Das Besondere ist nicht wie Tom James Gitarre spielt, sondern wie er Gitarre spielt. Seine Spieltechnik ist deutlich erkennbar von Andy McKee inspiriert und auch sonst ähnelt sein Gitarren-Sound denen von Ben Howard oder Ed Sheeran. Allesamt große Namen neben denen dieser Tom James erstmal klein aussieht, aber ich erinnere mich noch gut wie ich damals auf Kneipenmitschnitte von Ben Howard gestoßen bin und wenige Monate später seine Songs im Radio gespielt wurden.

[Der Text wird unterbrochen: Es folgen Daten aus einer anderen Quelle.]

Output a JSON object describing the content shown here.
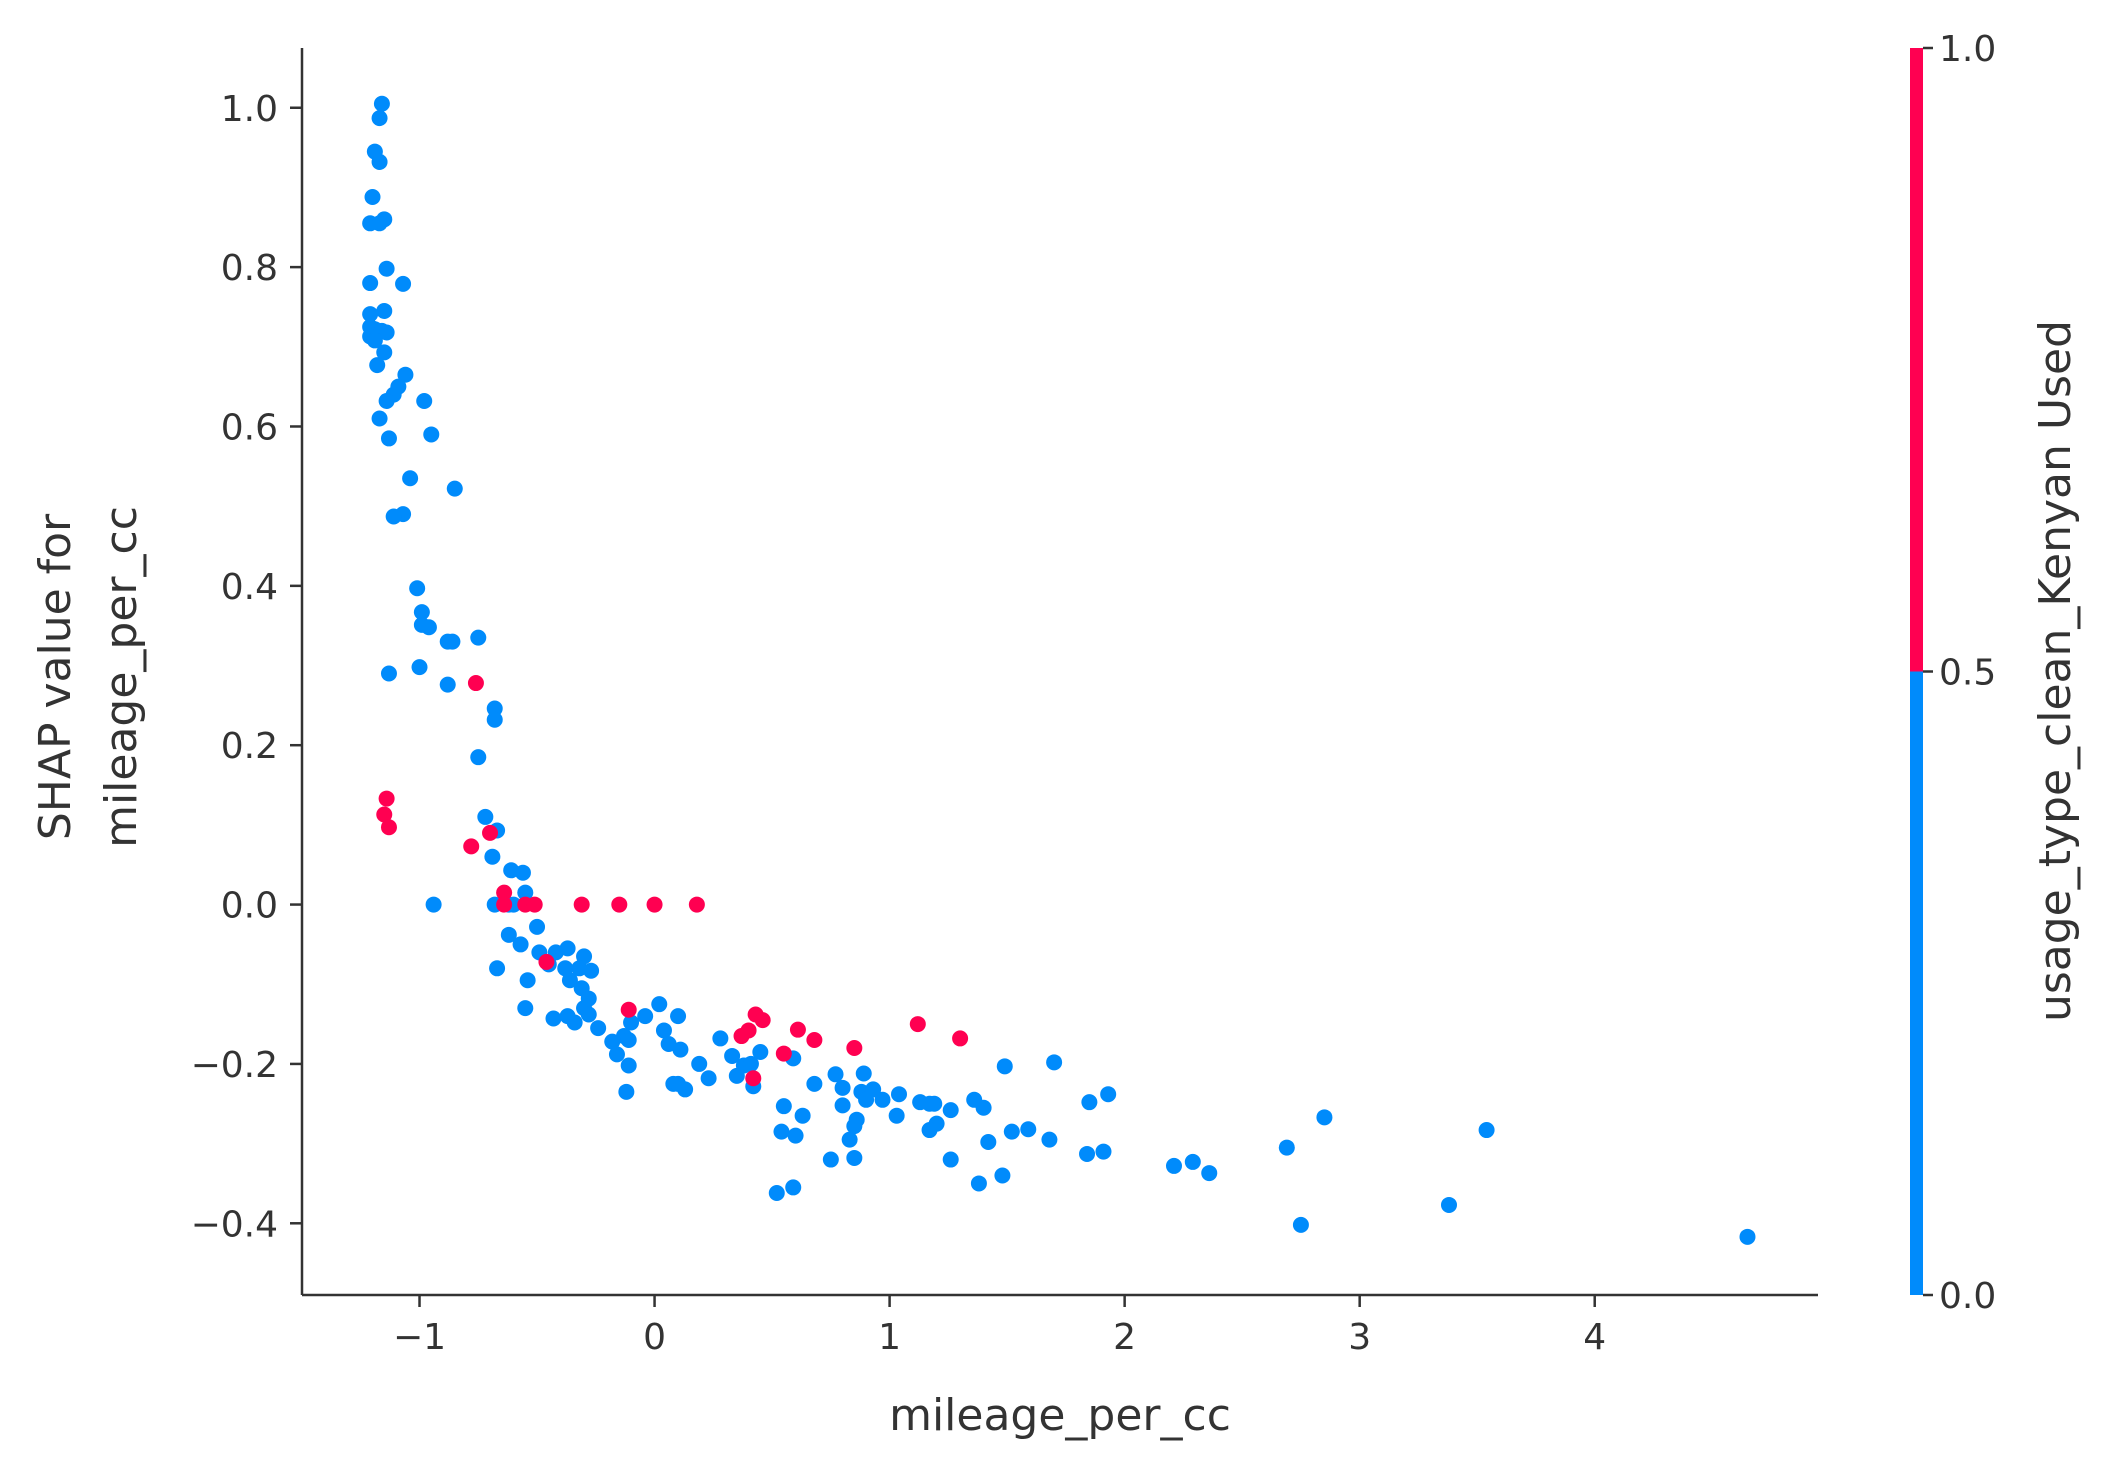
{
  "chart_data": {
    "type": "scatter",
    "title": "",
    "xlabel": "mileage_per_cc",
    "ylabel_lines": [
      "SHAP value for",
      "mileage_per_cc"
    ],
    "xlim": [
      -1.5,
      4.95
    ],
    "ylim": [
      -0.49,
      1.075
    ],
    "xticks": [
      -1,
      0,
      1,
      2,
      3,
      4
    ],
    "xtick_labels": [
      "−1",
      "0",
      "1",
      "2",
      "3",
      "4"
    ],
    "yticks": [
      -0.4,
      -0.2,
      0.0,
      0.2,
      0.4,
      0.6,
      0.8,
      1.0
    ],
    "ytick_labels": [
      "−0.4",
      "−0.2",
      "0.0",
      "0.2",
      "0.4",
      "0.6",
      "0.8",
      "1.0"
    ],
    "grid": false,
    "colorbar": {
      "label": "usage_type_clean_Kenyan Used",
      "range": [
        0,
        1
      ],
      "ticks": [
        0.0,
        0.5,
        1.0
      ],
      "tick_labels": [
        "0.0",
        "0.5",
        "1.0"
      ],
      "low_color": "#008bfb",
      "high_color": "#ff0051"
    },
    "series": [
      {
        "color_value": 0,
        "color": "#008bfb",
        "points": [
          [
            -1.16,
            1.005
          ],
          [
            -1.17,
            0.987
          ],
          [
            -1.19,
            0.945
          ],
          [
            -1.17,
            0.932
          ],
          [
            -1.2,
            0.888
          ],
          [
            -1.15,
            0.86
          ],
          [
            -1.21,
            0.855
          ],
          [
            -1.17,
            0.855
          ],
          [
            -1.14,
            0.798
          ],
          [
            -1.21,
            0.78
          ],
          [
            -1.07,
            0.779
          ],
          [
            -1.15,
            0.745
          ],
          [
            -1.21,
            0.741
          ],
          [
            -1.21,
            0.725
          ],
          [
            -1.19,
            0.722
          ],
          [
            -1.16,
            0.72
          ],
          [
            -1.14,
            0.718
          ],
          [
            -1.21,
            0.713
          ],
          [
            -1.19,
            0.708
          ],
          [
            -1.15,
            0.693
          ],
          [
            -1.18,
            0.677
          ],
          [
            -1.06,
            0.665
          ],
          [
            -1.09,
            0.65
          ],
          [
            -1.11,
            0.64
          ],
          [
            -1.14,
            0.632
          ],
          [
            -0.98,
            0.632
          ],
          [
            -1.17,
            0.61
          ],
          [
            -0.95,
            0.59
          ],
          [
            -1.13,
            0.585
          ],
          [
            -1.04,
            0.535
          ],
          [
            -0.85,
            0.522
          ],
          [
            -1.07,
            0.49
          ],
          [
            -1.11,
            0.487
          ],
          [
            -1.01,
            0.397
          ],
          [
            -0.99,
            0.367
          ],
          [
            -0.99,
            0.351
          ],
          [
            -0.96,
            0.348
          ],
          [
            -0.75,
            0.335
          ],
          [
            -0.88,
            0.33
          ],
          [
            -0.86,
            0.33
          ],
          [
            -1.0,
            0.298
          ],
          [
            -1.13,
            0.29
          ],
          [
            -0.88,
            0.276
          ],
          [
            -0.68,
            0.246
          ],
          [
            -0.68,
            0.232
          ],
          [
            -0.75,
            0.185
          ],
          [
            -0.72,
            0.11
          ],
          [
            -0.67,
            0.093
          ],
          [
            -0.69,
            0.06
          ],
          [
            -0.61,
            0.043
          ],
          [
            -0.56,
            0.04
          ],
          [
            -0.55,
            0.015
          ],
          [
            -0.94,
            0.0
          ],
          [
            -0.68,
            0.0
          ],
          [
            -0.62,
            0.0
          ],
          [
            -0.6,
            0.0
          ],
          [
            -0.5,
            -0.028
          ],
          [
            -0.62,
            -0.038
          ],
          [
            -0.57,
            -0.05
          ],
          [
            -0.49,
            -0.06
          ],
          [
            -0.42,
            -0.06
          ],
          [
            -0.37,
            -0.055
          ],
          [
            -0.3,
            -0.065
          ],
          [
            -0.67,
            -0.08
          ],
          [
            -0.45,
            -0.075
          ],
          [
            -0.38,
            -0.08
          ],
          [
            -0.32,
            -0.08
          ],
          [
            -0.36,
            -0.095
          ],
          [
            -0.27,
            -0.083
          ],
          [
            -0.31,
            -0.105
          ],
          [
            -0.28,
            -0.118
          ],
          [
            -0.3,
            -0.13
          ],
          [
            -0.54,
            -0.095
          ],
          [
            -0.55,
            -0.13
          ],
          [
            -0.43,
            -0.143
          ],
          [
            -0.37,
            -0.14
          ],
          [
            -0.34,
            -0.148
          ],
          [
            -0.28,
            -0.138
          ],
          [
            -0.24,
            -0.155
          ],
          [
            -0.1,
            -0.148
          ],
          [
            0.02,
            -0.125
          ],
          [
            -0.04,
            -0.14
          ],
          [
            0.1,
            -0.14
          ],
          [
            0.04,
            -0.158
          ],
          [
            -0.18,
            -0.172
          ],
          [
            -0.13,
            -0.165
          ],
          [
            -0.11,
            -0.17
          ],
          [
            0.06,
            -0.175
          ],
          [
            0.11,
            -0.182
          ],
          [
            0.28,
            -0.168
          ],
          [
            -0.16,
            -0.188
          ],
          [
            -0.11,
            -0.202
          ],
          [
            -0.12,
            -0.235
          ],
          [
            0.08,
            -0.225
          ],
          [
            0.1,
            -0.225
          ],
          [
            0.13,
            -0.232
          ],
          [
            0.19,
            -0.2
          ],
          [
            0.23,
            -0.218
          ],
          [
            0.33,
            -0.19
          ],
          [
            0.38,
            -0.202
          ],
          [
            0.41,
            -0.2
          ],
          [
            0.45,
            -0.185
          ],
          [
            0.35,
            -0.215
          ],
          [
            0.42,
            -0.228
          ],
          [
            0.59,
            -0.193
          ],
          [
            0.68,
            -0.225
          ],
          [
            0.77,
            -0.213
          ],
          [
            0.8,
            -0.23
          ],
          [
            0.88,
            -0.235
          ],
          [
            0.89,
            -0.212
          ],
          [
            0.9,
            -0.245
          ],
          [
            0.93,
            -0.232
          ],
          [
            0.97,
            -0.245
          ],
          [
            1.04,
            -0.238
          ],
          [
            1.13,
            -0.248
          ],
          [
            1.17,
            -0.25
          ],
          [
            1.19,
            -0.25
          ],
          [
            1.36,
            -0.245
          ],
          [
            1.4,
            -0.255
          ],
          [
            1.26,
            -0.258
          ],
          [
            0.55,
            -0.253
          ],
          [
            0.8,
            -0.252
          ],
          [
            0.63,
            -0.265
          ],
          [
            0.86,
            -0.27
          ],
          [
            0.85,
            -0.278
          ],
          [
            1.03,
            -0.265
          ],
          [
            1.2,
            -0.275
          ],
          [
            1.17,
            -0.283
          ],
          [
            1.49,
            -0.203
          ],
          [
            1.7,
            -0.198
          ],
          [
            1.85,
            -0.248
          ],
          [
            1.93,
            -0.238
          ],
          [
            0.54,
            -0.285
          ],
          [
            0.6,
            -0.29
          ],
          [
            0.83,
            -0.295
          ],
          [
            1.42,
            -0.298
          ],
          [
            1.52,
            -0.285
          ],
          [
            1.59,
            -0.282
          ],
          [
            1.68,
            -0.295
          ],
          [
            0.75,
            -0.32
          ],
          [
            0.85,
            -0.318
          ],
          [
            1.26,
            -0.32
          ],
          [
            1.84,
            -0.313
          ],
          [
            1.91,
            -0.31
          ],
          [
            2.21,
            -0.328
          ],
          [
            2.29,
            -0.323
          ],
          [
            2.36,
            -0.337
          ],
          [
            1.48,
            -0.34
          ],
          [
            1.38,
            -0.35
          ],
          [
            0.59,
            -0.355
          ],
          [
            0.52,
            -0.362
          ],
          [
            2.69,
            -0.305
          ],
          [
            2.85,
            -0.267
          ],
          [
            3.54,
            -0.283
          ],
          [
            2.75,
            -0.402
          ],
          [
            3.38,
            -0.377
          ],
          [
            4.65,
            -0.417
          ]
        ]
      },
      {
        "color_value": 1,
        "color": "#ff0051",
        "points": [
          [
            -0.76,
            0.278
          ],
          [
            -1.14,
            0.133
          ],
          [
            -1.15,
            0.113
          ],
          [
            -1.13,
            0.097
          ],
          [
            -0.78,
            0.073
          ],
          [
            -0.7,
            0.09
          ],
          [
            -0.64,
            0.015
          ],
          [
            -0.64,
            0.0
          ],
          [
            -0.55,
            0.0
          ],
          [
            -0.51,
            0.0
          ],
          [
            -0.31,
            0.0
          ],
          [
            -0.15,
            0.0
          ],
          [
            0.0,
            0.0
          ],
          [
            0.18,
            0.0
          ],
          [
            -0.46,
            -0.072
          ],
          [
            -0.11,
            -0.132
          ],
          [
            0.37,
            -0.165
          ],
          [
            0.4,
            -0.158
          ],
          [
            0.43,
            -0.138
          ],
          [
            0.46,
            -0.145
          ],
          [
            0.61,
            -0.157
          ],
          [
            0.68,
            -0.17
          ],
          [
            0.85,
            -0.18
          ],
          [
            1.12,
            -0.15
          ],
          [
            1.3,
            -0.168
          ],
          [
            0.55,
            -0.187
          ],
          [
            0.42,
            -0.218
          ]
        ]
      }
    ]
  }
}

Anfang Oktober erschien seine EP „Blood To Gold“, die neben dem selbstbetitelten Song vier weitere Stücke enthält. Der Release klingt für sich sehr stimmig und bleibt erfreulicherweise so gitarrenlastig wie der Titeltrack. Klar, auf einer EP kann man keine Konzeptarbeit wie an einem Album erwarten, und doch findet sich mit dem Song „Layers“ eine tolle Abrundung für die Scheibe. Sollte man bei Gefallen im Auge behalten, ich bin jedenfalls gespannt, was die Zukunft von Tom James anbelangt.